Most residential sale agreements contain a clause that reads “voetstoots”. But what does it really mean to the buyer of the property? Firstly, this interesting term derives from its literal meaning in Afrikaans that is, “with a shove of the foot.” It therefore describes that the purchaser agrees to buying the property “as it stands” or “as is” – yes, what you see is what you get…
The implication of such a clause is that a Purchaser agrees to buy the property as it appears at the time of the sale and he or she cannot claim at a later stage, against the seller, if she finds certain defects. In other words, this clause frees the Seller from any liability for any defects.
As with every other law there are exceptions.
Now, the exceptions to a “voetstoots” clause are:
- The property must have had the defect at the time of the sale;
- the Seller had to know of the defect;
- the Seller did not disclose the defect; and
- the Seller deliberately concealed the defect with the belief that if the purchaser would see the defect, the sale would either not have continued or there would be a drop in the purchase price.
Following this, it becomes clear that the Seller has certain responsibilities…
…The Seller is responsible for the disclosure of any defects that are latent. Latent defects are faults that are not immediately obvious and that are hidden from view. The test is any defects that could not normally be seen on inspection or that are not obvious. He or she will not be protected by the “voetstoots” clause if latent defects are hidden or told as ‘half-truth’. The “voetstoots” clause is also not a defense for the Seller to use against any fraud he or she committed. Therefore, if he or she knows about a specific latent defect but fails to disclose its details, it is a misrepresentation and, in essence, fraud. Such a misrepresentation can occur through an expressed misrepresentation or deliberate non-disclosure.
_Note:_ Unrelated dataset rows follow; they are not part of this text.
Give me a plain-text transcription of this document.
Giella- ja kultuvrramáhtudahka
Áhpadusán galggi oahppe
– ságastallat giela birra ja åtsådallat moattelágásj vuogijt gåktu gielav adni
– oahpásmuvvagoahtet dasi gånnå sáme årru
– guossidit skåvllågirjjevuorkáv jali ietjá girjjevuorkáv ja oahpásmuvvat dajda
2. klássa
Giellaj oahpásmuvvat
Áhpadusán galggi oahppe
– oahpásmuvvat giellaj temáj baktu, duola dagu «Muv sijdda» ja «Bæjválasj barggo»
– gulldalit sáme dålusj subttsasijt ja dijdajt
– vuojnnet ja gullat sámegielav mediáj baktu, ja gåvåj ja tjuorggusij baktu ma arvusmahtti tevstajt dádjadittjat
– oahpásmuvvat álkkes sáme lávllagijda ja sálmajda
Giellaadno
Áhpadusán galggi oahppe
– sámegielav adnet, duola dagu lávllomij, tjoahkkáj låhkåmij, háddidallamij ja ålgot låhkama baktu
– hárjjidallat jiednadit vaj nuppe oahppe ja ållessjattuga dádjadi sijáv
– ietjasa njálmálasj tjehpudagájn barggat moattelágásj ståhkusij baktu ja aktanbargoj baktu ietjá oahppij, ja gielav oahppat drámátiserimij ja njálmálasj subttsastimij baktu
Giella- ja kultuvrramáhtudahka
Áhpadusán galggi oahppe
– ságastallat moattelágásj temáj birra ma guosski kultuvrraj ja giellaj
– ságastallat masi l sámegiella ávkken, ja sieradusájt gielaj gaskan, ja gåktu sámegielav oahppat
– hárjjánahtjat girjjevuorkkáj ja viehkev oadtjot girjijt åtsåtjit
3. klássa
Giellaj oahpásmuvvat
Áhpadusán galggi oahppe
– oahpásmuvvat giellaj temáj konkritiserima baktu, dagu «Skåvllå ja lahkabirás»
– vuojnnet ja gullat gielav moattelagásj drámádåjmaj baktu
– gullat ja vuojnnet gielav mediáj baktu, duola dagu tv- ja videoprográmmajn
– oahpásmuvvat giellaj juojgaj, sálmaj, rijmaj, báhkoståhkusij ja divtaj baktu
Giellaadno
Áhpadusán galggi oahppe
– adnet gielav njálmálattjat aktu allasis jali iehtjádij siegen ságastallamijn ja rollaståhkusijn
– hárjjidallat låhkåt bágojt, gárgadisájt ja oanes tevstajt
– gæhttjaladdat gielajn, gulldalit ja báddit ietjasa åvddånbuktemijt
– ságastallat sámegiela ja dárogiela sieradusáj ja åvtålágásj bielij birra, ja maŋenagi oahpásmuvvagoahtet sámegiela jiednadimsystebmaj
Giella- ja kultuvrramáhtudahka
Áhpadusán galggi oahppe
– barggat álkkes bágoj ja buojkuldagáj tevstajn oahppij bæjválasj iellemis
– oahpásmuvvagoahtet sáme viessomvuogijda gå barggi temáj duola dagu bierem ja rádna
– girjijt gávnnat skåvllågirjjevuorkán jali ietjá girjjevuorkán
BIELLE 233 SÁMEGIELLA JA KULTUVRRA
And, of course, the Purchaser also has a responsibility…
…The Purchaser has the responsibility of the “duty to inspect”. He or she must inspect the property and be aware of the condition of the property that is about to be bought. If he or she comes across any defects that are not acceptable, it needs to be written into the offer to purchase that the problem is to be fixed by the Seller prior to registration of transfer. If the Seller accepts the offer to purchase with this condition, he or she has then agreed to fix the problem.
The Seller is released from liability for all patent defects. These defects are faults that are clearly visible through a normal inspection of the property, such as cracks in the walls and broken tiles. Also, the Purchaser has duty to inform him- or herself of the condition of a property upon purchasing it and if he or she doesn’t, it cannot be claimed at a later stage that these defects were hidden or not disclosed.
The Consumer Protection Act (CPA)
The CPA is only applicable in instances where the transaction falls within the ambit of the CPA, which describes a ‘transaction’ as agreements concluded in the ordinary course of business by a Supplier and a Consumer. An example of this is where a property company is in the business of buying and selling property. They will not be allowed to include a “voetstoot” clause in its sale agreements when selling properties. Private “once-off” sale agreements are not transactions that will fall within the ambit of the CPA.
Estate agents should note that they act in their ordinary course of business when they are given a mandate by a Seller to sell property. As a result, an estate agent will not be able to rely on the protection of the “voetstoots” clause, but will fall under the scope of the CPA.
The Purchaser’s rights
The Purchaser can demand that the Seller repair the defects or institute an action for damages against the Seller. Depending on the terms of the agreement, the Purchaser won’t be able to cancel the contract nor claim for a reduction in the selling price.